# First day at the range..



## Coyot.223 (Jan 24, 2012)

I bought a used Weatherby Vanguard in .223, and I must say I'm very pleased with my purchase! This is the 3 shot group. The last and highest shot was rushed to get it off before the cease fire, or it would have been better.









100 yards, oh and the bottom right shot was from when I was sighting it in!


----------



## singlesix (May 13, 2010)

Nice Iv heard good things about those rifles.


----------



## youngdon (Mar 10, 2010)

Yeah me too. That is a keeper. I hope you dialed it up off the bullseye a bit when you were done and shot it again.


----------



## Mattuk (Oct 16, 2010)




----------



## bones44 (Jan 7, 2011)

Awesome shooting and congrats on the new gun. Weatherby gets high marks from everyone I know that owns one.


----------



## Coyot.223 (Jan 24, 2012)

Thanks guys, and youngdon, I did not do that! For what reason should I of?


----------



## singlesix (May 13, 2010)

Coyot.223 said:


> Thanks guys, and youngdon, I did not do that! For what reason should I of?
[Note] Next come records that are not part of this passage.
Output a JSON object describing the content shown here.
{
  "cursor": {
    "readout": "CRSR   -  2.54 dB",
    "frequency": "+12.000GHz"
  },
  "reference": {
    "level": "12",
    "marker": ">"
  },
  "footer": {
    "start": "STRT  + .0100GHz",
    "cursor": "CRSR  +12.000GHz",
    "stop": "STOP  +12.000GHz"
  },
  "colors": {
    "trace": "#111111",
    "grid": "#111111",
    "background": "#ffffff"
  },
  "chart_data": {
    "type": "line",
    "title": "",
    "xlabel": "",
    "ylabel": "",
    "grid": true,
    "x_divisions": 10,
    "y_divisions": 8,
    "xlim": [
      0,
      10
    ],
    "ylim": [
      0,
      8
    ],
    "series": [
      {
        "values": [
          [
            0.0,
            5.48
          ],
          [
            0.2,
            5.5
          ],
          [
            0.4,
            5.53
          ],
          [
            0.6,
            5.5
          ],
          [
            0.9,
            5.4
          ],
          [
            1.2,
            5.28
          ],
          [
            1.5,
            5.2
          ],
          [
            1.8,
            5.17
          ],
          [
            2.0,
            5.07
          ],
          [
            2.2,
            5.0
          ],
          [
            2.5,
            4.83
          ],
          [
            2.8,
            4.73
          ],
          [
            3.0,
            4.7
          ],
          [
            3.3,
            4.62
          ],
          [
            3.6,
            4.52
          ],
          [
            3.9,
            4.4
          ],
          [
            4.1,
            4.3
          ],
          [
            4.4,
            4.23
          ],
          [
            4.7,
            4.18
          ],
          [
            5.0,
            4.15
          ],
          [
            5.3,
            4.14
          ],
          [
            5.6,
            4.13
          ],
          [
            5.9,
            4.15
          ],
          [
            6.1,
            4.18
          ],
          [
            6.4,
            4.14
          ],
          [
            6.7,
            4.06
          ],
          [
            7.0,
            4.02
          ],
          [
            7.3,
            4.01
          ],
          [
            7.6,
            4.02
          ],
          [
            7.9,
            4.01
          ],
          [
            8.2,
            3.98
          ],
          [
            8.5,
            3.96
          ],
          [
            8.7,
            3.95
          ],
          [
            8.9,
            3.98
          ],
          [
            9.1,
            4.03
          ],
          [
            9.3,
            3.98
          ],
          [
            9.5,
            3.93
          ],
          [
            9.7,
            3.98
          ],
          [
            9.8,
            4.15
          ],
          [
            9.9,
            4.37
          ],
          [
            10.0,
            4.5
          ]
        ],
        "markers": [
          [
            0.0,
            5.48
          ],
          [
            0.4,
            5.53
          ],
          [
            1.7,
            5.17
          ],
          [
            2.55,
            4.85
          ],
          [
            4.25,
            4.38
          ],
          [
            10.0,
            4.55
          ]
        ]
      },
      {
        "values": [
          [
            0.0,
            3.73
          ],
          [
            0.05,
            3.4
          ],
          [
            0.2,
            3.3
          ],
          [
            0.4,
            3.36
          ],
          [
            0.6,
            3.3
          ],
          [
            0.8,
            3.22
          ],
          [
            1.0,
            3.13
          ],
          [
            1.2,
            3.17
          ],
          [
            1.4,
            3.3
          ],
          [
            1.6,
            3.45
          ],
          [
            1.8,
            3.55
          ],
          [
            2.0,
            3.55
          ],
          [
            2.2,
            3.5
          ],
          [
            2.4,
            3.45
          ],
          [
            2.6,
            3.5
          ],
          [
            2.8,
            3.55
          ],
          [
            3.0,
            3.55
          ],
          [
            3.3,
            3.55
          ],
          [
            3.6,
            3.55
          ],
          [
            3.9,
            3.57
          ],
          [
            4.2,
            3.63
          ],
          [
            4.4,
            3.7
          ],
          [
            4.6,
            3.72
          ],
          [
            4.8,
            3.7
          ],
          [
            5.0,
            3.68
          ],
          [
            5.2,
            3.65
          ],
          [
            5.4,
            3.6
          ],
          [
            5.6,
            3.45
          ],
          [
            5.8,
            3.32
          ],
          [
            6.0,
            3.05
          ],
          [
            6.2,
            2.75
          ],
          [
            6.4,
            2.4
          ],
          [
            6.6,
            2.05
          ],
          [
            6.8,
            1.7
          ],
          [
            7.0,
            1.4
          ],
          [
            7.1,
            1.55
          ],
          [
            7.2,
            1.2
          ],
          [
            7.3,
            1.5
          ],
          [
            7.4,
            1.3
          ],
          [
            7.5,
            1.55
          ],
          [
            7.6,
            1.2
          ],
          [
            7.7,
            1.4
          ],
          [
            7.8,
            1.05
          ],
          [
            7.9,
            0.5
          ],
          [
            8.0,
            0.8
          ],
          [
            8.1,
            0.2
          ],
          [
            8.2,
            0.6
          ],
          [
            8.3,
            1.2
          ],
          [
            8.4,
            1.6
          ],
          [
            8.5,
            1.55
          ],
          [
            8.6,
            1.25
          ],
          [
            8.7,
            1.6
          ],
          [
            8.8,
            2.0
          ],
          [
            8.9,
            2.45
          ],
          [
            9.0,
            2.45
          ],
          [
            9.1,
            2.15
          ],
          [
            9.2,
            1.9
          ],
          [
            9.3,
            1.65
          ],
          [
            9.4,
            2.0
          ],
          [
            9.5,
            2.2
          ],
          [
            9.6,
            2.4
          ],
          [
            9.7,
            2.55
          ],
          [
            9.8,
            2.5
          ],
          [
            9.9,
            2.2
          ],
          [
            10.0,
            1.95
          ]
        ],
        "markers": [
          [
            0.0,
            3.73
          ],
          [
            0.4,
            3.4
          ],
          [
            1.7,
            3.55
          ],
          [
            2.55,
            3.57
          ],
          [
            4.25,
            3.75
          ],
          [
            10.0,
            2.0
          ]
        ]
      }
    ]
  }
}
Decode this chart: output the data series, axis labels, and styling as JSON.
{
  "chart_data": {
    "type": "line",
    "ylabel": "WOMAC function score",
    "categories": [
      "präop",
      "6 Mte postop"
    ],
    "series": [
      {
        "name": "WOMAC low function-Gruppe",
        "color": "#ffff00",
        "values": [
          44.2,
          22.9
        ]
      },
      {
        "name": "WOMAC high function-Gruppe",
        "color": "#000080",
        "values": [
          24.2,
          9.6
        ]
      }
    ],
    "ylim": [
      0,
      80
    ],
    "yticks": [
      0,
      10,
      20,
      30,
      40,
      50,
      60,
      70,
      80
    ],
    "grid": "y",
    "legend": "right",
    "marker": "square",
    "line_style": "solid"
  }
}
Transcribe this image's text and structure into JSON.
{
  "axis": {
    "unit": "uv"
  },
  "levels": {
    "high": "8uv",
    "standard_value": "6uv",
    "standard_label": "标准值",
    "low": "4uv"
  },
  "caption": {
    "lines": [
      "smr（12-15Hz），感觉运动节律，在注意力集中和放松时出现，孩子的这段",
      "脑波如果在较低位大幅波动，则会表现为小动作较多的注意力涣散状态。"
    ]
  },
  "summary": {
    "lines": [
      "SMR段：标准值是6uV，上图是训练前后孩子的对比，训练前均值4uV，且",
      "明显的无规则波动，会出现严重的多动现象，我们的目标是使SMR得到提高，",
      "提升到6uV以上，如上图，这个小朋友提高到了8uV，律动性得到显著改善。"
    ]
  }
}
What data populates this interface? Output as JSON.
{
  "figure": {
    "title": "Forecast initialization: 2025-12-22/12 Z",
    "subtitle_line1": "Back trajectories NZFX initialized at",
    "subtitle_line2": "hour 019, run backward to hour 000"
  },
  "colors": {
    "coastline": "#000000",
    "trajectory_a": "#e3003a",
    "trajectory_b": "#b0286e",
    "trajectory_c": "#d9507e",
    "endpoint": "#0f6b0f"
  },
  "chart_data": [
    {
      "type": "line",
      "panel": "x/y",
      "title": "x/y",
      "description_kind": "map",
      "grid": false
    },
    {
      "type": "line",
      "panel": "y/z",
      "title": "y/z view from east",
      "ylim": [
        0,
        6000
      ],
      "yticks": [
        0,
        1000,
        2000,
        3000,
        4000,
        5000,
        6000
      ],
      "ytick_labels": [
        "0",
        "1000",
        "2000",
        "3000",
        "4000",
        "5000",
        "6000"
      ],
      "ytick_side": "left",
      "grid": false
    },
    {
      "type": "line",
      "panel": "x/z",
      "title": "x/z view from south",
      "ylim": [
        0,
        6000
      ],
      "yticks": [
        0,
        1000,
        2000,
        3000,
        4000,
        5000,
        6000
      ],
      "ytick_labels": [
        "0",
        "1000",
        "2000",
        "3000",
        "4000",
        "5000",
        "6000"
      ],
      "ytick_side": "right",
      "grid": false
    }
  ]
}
I think he is saying you want to sight it in a little high so that you have no holdover at 200 yrds or so. I usually have mine sighted in about an inch high at a hundred.
Depends on caliber


----------



## Mattuk (Oct 16, 2010)

singlesix said:


> I think he is saying you want to sight it in a little high so that you have no holdover at 200 yrds or so. I usually have mine sighted in about an inch high at a hundred.
> Depends on caliber


----------